No, it wasn’t a dream.

Coming at the end of the 2014 season, college football will have a playoff. An honest-to-goodness, best by-God four teams in the country playoff.

Long may it wave.

Just like that, years of cursing and wanting and wishing is over for millions of college football fans. It’s like the Berlin Wall toppling and someone signaling touchdown.

It’s fair — the top four teams will be in, regardless of which conference from which they hail. It’s proportionate — the college football season will still be heavy with meaning week after breathless week. It’s respectful of college football tradition with the inclusion of existing bowls in the mix for playoff sites. It’s already popular. And it’s going to pump an added gazillion dollars into college athletics.

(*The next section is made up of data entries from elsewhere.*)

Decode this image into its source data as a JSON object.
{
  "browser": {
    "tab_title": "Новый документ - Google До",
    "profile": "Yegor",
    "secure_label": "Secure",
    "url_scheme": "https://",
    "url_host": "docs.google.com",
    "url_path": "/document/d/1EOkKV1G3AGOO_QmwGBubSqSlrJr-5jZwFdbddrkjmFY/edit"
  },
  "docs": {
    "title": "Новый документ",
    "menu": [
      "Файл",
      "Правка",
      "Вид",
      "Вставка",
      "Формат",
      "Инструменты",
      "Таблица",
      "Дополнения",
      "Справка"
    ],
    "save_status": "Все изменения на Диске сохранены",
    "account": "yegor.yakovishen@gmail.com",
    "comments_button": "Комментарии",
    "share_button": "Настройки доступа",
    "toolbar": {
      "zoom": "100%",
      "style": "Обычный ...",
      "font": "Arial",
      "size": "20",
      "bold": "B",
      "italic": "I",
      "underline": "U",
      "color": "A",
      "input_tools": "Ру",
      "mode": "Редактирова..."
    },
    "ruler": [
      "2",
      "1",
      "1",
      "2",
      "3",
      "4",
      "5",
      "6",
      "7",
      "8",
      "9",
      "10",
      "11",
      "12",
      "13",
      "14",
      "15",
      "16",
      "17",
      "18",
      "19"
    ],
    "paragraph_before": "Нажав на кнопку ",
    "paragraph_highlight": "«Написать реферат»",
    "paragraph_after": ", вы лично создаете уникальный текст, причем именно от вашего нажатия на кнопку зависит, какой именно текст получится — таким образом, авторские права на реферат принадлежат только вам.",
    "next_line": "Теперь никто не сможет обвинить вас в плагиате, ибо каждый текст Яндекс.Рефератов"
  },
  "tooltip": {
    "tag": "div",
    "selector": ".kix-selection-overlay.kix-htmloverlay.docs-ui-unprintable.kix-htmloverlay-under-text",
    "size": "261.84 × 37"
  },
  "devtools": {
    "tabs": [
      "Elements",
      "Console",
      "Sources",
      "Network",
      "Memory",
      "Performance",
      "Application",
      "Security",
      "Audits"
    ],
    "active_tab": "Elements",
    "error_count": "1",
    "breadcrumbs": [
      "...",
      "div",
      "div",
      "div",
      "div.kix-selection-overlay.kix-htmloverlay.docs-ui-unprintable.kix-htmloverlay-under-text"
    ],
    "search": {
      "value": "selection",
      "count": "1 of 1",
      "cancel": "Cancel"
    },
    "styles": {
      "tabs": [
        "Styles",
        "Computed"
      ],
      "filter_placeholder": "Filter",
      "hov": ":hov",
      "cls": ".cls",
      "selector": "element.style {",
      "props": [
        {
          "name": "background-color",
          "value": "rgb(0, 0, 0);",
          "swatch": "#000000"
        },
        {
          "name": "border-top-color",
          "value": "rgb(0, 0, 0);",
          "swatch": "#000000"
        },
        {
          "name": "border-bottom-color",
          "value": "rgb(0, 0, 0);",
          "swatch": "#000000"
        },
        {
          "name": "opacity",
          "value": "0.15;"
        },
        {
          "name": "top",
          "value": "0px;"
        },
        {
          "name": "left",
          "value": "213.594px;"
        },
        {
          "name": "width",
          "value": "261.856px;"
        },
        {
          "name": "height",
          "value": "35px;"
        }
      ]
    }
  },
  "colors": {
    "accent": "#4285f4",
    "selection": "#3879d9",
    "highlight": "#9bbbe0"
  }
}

“It will be very lucrative,” LSU Chancellor Mike Martin said Monday. “If March Madness is any indication, people like the playoff format. It breeds intensity and excitement.”

What it won’t do is squelch the controversy, end the angst, satisfy everyone. As Nick Saban said at the Southeastern Conference Spring Meeting, it just pushes the carping down the road from No. 3 to No. 5, the new address of the most deserving team not to get a shot at the national title.

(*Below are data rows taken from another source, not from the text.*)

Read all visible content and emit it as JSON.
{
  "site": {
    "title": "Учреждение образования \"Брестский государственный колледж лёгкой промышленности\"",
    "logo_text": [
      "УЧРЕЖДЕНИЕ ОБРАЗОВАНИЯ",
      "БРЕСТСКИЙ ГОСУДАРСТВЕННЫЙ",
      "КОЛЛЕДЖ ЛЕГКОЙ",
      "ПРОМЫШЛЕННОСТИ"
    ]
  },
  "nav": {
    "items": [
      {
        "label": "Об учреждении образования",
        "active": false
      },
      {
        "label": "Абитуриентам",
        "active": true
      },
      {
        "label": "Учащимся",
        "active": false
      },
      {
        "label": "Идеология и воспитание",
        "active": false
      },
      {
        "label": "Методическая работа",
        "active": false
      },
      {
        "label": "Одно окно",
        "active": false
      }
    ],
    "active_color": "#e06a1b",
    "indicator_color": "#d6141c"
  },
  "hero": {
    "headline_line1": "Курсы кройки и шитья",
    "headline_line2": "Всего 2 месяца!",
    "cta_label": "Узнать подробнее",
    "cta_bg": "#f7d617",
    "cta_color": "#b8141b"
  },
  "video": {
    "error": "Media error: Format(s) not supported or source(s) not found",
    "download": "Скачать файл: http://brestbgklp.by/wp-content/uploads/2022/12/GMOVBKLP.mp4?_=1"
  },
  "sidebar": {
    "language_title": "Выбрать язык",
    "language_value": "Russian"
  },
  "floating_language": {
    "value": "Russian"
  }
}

“You can guarantee not everyone will be happy,” Martin said.

But it is something. It is a start toward the logical determination of a champion the way even golf and NASCAR now do it — with a playoff.

It’s something we should have seen coming after it was decided LSU and Alabama would meet in last season’s BCS championship game.

Few thought they weren’t the top two teams in the nation, but so many thought at least one more team (Oklahoma State) deserved a chance.

Now, they’ll get that chance, though there’s still every possibility of an All-SEC championship game — or even three SEC teams filling the four playoff slots. Remember LSU, Bama and Arkansas were ranked 1-2-3 going into the last week of November.

“I don’t think it will change the real power structure in college football,” Martin said. “I think two or three leagues, led by the SEC, will dominate.”

There are still lots of things to hash through. Thorny things. What will the selection committee look like? Will there be revenue distribution and how much? How much will the bowls keep?

“There has to be revenue sharing similar to basketball,” Martin said. “It’s incredibly skewed. The difference from the SEC to the Mountain West is so enormous as to not be a level playing field.”

Martin has a stake in a level playing field in that he’s going from LSU to Mountain West member Colorado State later this summer.

“As a new representative of Colorado State, I don’t expect to be wearing a BCS ring any time soon,” Martin said. Then he added: “But dreams are not bad things.”

True. But this is no dream.

College football has a playoff. For real.